Optimization of FEM models for welding residual stress analysis using the modal method

Welding processes may cause undesirable residual stresses, and their detection is possible using different methods. Some residual stress detection methods are destructive or semi-destructive, therefore not always applicable. Some methods are non-destructive, but complex and high cost. One possible non-destructive method to detect welding residual stresses, lower cost than the current techniques, is being studied by some researchers. This method is based in the phenomenon which structure natural frequencies vary when welding residual stress is applied. It consists in measuring the structure natural frequencies after welding, and comparing them to natural frequency values considered ideal values obtained from finite element method simulation. However, the welding process simulation is not trivial; it implies at least four finite element analyses which can be executed in different manners.

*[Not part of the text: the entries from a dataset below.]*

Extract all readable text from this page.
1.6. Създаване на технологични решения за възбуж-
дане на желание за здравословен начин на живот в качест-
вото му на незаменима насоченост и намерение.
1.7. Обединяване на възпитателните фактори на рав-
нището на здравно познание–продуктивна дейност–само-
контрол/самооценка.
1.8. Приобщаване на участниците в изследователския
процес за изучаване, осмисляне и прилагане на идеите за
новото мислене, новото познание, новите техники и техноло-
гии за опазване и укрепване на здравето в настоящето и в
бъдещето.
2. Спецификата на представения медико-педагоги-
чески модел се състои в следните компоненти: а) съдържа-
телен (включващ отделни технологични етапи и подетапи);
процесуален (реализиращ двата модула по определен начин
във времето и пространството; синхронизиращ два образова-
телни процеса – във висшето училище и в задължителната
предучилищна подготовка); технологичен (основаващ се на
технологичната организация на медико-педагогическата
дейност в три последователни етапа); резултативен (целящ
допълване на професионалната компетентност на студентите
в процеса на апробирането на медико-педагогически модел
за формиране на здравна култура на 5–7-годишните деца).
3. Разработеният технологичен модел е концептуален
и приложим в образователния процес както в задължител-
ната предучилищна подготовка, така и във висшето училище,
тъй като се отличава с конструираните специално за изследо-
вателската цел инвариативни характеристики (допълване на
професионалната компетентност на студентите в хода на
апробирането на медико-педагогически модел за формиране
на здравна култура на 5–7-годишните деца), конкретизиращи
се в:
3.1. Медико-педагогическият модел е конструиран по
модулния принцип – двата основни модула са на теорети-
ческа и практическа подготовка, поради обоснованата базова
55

The aim of this study is to analyze which parameters can improve FE model performance for obtaining simulation results closer to experiments. In this study, five models were developed. It was observed that models using 2D shell elements generate better results than models using 3D solid elements. In addition, it was observed that the symmetry technique which can be used in plate simulations leads to significant lower computational times, but affect modal results and, in addition, do not generate natural frequency values for all vibrational modes; therefore, the symmetry technique should be avoided in this type of analysis. The birth and death technique, which simulates filler metal deposition, was also analyzed. Finally, this work proposes to use interpolation technique for the natural frequency values to evaluate the modal result variation due to welding residual stresses.